I’ve worked on myself a lot, and overcome even more, but there are still a couple of things that trigger me and send me into a tailspin no matter how much therapy I have or how much I try to put the brakes on once it starts.
On Tuesday night, that thing happened and not only did I dabble in a little self destruction, I became utterly paralyzed to save myself while my brain was screaming, “STOP IT. STOP IT YOU FOOL! THIS DOESN’T HAVE TO HAPPEN!”

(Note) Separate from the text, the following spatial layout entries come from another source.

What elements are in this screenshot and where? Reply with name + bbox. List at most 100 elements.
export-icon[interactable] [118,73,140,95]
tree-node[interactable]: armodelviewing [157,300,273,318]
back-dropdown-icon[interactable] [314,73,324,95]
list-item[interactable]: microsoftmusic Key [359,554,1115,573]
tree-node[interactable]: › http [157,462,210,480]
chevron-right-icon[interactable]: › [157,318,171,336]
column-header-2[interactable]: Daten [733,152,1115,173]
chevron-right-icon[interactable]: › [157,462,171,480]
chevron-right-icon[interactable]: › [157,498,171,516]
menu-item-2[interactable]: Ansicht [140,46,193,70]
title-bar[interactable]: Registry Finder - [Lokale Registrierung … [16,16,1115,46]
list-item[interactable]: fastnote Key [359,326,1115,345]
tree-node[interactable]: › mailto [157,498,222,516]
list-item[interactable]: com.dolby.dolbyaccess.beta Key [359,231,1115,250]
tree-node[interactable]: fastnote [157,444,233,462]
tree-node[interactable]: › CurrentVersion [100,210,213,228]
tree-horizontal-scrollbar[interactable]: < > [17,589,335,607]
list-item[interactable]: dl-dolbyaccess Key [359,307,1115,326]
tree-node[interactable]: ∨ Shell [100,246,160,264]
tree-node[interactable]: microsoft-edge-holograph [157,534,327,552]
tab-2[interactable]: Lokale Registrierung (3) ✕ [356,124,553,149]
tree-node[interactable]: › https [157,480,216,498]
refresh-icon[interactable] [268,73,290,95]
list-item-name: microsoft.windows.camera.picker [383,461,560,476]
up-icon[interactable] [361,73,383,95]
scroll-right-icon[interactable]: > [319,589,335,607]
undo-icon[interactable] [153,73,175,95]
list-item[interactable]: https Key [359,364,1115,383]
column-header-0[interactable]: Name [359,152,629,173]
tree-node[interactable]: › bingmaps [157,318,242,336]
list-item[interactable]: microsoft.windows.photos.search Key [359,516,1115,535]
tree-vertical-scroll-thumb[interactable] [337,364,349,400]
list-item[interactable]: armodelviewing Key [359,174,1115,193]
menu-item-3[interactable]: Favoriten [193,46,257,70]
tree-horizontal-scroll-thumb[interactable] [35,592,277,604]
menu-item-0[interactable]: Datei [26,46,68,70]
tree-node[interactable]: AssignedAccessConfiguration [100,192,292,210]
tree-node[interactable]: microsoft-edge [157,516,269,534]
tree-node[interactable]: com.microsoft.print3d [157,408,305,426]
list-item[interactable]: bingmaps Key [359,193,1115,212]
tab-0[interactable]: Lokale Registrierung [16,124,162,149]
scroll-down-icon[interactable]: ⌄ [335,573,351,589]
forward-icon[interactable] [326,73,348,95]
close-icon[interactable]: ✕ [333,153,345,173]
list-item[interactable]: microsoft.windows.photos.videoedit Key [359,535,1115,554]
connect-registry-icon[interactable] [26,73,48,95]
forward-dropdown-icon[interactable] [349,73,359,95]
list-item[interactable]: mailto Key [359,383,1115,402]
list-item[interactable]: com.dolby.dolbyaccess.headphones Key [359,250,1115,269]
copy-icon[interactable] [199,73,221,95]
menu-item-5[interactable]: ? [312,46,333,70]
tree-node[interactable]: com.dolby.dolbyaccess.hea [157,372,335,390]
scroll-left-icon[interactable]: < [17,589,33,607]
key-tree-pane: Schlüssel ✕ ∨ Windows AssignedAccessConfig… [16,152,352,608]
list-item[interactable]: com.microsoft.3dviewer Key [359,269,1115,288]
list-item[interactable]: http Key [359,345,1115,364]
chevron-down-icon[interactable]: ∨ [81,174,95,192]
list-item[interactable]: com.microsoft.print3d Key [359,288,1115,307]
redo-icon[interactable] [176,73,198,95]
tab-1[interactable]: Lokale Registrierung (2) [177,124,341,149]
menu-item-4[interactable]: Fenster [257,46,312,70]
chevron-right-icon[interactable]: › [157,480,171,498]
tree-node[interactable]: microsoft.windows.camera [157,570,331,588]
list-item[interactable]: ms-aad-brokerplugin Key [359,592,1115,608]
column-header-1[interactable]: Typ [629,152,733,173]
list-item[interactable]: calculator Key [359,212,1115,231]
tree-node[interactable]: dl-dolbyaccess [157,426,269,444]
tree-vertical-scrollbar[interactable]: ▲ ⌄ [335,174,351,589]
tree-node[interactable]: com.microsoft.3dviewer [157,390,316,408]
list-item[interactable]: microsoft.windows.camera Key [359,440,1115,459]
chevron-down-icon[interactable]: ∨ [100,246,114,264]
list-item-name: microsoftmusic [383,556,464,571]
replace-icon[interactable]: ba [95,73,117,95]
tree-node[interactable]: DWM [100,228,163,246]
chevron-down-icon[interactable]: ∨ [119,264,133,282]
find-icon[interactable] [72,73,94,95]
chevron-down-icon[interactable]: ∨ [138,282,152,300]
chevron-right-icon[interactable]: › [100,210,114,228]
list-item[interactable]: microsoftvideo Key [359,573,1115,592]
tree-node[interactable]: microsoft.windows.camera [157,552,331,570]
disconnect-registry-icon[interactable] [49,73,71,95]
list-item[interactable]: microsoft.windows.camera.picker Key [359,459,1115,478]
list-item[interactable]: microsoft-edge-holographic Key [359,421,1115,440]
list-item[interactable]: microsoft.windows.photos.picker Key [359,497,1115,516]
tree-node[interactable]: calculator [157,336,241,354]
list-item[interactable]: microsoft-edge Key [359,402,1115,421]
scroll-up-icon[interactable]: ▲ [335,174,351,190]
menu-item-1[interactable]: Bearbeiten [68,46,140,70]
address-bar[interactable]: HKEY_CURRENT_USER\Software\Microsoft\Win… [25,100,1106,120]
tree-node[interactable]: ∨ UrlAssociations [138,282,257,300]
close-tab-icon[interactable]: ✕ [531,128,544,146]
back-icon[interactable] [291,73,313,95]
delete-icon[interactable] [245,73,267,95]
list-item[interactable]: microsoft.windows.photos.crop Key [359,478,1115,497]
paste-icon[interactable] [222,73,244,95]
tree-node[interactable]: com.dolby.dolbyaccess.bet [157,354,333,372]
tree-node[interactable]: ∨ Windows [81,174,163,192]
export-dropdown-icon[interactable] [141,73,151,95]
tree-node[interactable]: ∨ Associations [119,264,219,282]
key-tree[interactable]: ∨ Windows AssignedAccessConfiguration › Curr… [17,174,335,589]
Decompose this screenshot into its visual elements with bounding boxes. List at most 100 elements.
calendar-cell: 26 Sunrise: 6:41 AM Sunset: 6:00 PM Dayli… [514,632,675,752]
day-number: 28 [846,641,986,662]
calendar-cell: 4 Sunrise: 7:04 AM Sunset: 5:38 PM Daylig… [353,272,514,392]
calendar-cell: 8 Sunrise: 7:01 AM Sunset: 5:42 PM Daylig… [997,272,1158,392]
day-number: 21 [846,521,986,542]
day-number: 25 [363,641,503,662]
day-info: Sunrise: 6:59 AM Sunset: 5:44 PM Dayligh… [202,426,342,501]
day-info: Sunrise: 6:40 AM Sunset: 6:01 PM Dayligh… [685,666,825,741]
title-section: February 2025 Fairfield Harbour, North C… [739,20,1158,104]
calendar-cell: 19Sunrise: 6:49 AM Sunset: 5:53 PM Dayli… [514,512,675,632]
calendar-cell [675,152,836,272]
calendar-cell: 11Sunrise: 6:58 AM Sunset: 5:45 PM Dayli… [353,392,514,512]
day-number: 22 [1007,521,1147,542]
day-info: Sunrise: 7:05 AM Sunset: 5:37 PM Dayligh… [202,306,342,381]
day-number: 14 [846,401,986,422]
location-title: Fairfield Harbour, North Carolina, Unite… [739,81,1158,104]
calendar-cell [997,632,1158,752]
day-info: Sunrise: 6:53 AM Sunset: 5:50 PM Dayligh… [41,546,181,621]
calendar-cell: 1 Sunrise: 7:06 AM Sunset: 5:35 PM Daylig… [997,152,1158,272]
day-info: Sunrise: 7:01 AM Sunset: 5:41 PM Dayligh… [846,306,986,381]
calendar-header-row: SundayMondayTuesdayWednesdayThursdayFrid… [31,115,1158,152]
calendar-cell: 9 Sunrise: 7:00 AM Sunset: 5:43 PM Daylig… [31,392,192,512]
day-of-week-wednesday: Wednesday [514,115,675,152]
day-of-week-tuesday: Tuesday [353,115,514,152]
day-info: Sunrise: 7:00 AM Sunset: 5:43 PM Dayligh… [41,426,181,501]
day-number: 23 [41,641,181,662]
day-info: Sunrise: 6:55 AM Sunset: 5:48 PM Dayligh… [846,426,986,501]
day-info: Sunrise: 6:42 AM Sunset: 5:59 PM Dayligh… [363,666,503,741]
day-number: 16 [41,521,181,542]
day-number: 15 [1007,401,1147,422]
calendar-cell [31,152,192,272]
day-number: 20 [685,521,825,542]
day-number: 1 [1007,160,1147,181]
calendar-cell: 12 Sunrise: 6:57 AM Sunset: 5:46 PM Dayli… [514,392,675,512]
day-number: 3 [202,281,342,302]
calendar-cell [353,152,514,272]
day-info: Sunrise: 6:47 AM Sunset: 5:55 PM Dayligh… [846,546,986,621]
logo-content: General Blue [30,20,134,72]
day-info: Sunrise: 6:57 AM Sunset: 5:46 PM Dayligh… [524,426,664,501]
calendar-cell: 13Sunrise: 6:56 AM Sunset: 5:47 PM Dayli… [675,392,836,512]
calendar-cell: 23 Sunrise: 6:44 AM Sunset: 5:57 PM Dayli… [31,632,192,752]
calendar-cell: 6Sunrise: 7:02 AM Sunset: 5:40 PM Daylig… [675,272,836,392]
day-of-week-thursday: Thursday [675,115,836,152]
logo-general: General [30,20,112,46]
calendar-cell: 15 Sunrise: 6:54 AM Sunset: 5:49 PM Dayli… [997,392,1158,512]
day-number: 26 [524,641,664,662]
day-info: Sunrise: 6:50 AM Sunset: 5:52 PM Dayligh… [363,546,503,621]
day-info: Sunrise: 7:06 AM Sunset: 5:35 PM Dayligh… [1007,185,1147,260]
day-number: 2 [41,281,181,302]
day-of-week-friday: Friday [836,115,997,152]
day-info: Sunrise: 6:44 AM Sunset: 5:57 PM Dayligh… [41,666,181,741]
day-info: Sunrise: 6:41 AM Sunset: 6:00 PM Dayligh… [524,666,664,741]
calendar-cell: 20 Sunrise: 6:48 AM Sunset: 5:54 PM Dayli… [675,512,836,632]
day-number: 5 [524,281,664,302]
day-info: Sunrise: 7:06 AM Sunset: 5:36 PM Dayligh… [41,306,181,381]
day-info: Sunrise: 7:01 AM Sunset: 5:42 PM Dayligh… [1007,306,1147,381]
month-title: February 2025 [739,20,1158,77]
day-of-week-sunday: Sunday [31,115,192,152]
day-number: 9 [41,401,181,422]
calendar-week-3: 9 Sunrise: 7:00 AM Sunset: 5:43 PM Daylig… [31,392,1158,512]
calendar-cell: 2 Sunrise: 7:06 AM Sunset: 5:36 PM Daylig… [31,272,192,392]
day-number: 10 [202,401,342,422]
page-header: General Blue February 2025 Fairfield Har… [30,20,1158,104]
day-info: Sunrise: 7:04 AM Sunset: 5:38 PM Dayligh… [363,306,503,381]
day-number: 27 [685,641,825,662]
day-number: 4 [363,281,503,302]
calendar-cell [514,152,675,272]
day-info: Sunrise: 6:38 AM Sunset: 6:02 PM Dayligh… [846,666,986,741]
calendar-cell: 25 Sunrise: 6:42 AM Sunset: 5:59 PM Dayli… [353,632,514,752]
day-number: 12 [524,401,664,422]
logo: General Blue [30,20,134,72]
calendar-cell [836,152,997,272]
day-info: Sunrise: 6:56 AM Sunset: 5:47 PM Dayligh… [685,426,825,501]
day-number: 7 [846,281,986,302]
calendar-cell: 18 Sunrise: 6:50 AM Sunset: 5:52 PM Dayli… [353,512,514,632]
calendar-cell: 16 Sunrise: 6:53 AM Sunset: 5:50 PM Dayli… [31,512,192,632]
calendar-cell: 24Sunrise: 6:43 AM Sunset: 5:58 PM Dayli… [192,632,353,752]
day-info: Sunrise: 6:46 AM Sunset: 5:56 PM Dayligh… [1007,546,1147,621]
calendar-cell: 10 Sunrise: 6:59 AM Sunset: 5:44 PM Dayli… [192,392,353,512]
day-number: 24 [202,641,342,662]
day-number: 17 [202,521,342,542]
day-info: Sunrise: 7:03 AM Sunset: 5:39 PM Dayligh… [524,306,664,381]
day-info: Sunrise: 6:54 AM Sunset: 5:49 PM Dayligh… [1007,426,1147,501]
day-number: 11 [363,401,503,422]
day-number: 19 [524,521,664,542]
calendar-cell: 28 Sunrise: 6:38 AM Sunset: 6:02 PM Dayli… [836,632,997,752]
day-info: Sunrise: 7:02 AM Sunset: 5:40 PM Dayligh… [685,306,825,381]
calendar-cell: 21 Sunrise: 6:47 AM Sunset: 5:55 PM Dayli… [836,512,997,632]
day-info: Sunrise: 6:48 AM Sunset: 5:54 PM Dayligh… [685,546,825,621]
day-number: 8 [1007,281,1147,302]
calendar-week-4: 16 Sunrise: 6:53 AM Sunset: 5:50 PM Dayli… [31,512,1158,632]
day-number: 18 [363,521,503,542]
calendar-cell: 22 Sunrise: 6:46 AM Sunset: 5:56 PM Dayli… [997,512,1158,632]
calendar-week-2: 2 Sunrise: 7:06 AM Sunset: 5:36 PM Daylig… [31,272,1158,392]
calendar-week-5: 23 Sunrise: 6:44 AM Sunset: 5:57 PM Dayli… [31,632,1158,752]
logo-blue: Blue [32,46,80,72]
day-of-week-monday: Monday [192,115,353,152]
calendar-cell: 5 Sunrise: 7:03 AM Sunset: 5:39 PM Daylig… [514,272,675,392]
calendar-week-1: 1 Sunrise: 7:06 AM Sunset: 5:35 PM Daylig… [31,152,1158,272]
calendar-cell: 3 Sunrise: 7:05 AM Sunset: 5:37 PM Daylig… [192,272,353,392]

I think that’s what makes it worse. You know you’re doing it. You know you’re reverting to old, bad habits, and while your inner dialogue is nothing but screams to stop, you keep on anyway.
I tend to inflict pain on myself when I’m faced with this trigger. I go back to old habits like starving myself, drinking too much wine instead of eating dinner, not sleeping enough, and just being pissed off about everything. I get stuck in that, “What is the point. This always happens anyway,” space internally. I don’t act out very much so no one even knows what’s going on with me, except maybe I’m a bit more aggressive than normal, and I walk around in a greasy, messy bun and sweatpants trying to channel my inner LeAnn Rimes, but after white knuckling through the week emotionally, I was literally shaking in my kitchen last night wondering how I was going to go on like this. You feel like you’re on the verge of tears, but not knowing what to do with them.
Two things in this life have saved me. Writing and running. I am not much of a talker, so these things allow me to process what’s going on and work through it. I had been putting off running all week because the warmth of my misery and sweatpants was just much more appealing.
I walked upstairs to my room, and did a little spiritual ritual to help remove this negative energy and juju from my life, and replace it with a way for me to keep accepting the blessings that are coming my way. I propped myself in bed with some pillows, and instead of sucking on a bottle of wine feeling sorry for myself, I worked on my manuscript and got lost in my characters and their struggles for a while. The great thing about writing fiction is that you get to make things end up exactly as you want them. I went to bed at a decent hour, allowed myself to sleep in a bit this morning, and just decided enough was enough, and I had to get moving again.
And honestly? I really didn’t want to. I was in my skank sweats, and messy, greasy bun, enjoying the warmth of the house. But I made myself go to the gym and run for a half hour. Just 30 minutes. Easy pace, no pressure…JUST GET OUT OF THE HOUSE.
It actually turned out to be a really great run. Treadmill runs are not easy, and this one really was. I even pushed the pace and missing almost a full week of running wasn’t that big of a whoop. Then I went to Yoga, and while the class was stupid today with a bunch of poses I absolutely HATE (I’m looking at you, half moon pose!) it was what I needed to cement that I was leaving all of that negative crap on the treadmill and mat for good, and moving on.
We all have triggers that cause huge internal setbacks in our lives. I don’t have the answer as to how to fix that. I really don’t believe you ever fix them, you just make those setbacks a shorter time frame, I guess. I could look at the other side of this coin and say that it only lasted 4 days…not a week. Maybe the next time it happens, it’ll only throw me off my game for three days, then two, then one, and finally I’ll be able to shrug and say, “Who cares,” and move on with things.
Give yourself permission to ride out a setback, and ease back into things when you’re ready. How long do you get? I don’t know…four days? I’m kidding…I don’t know anything. You’ll know when there’s a little whisper in your head that says, “Get out and go DO something.” It’s important to hear it, though. Then start moving away from your setbacks and toward something better.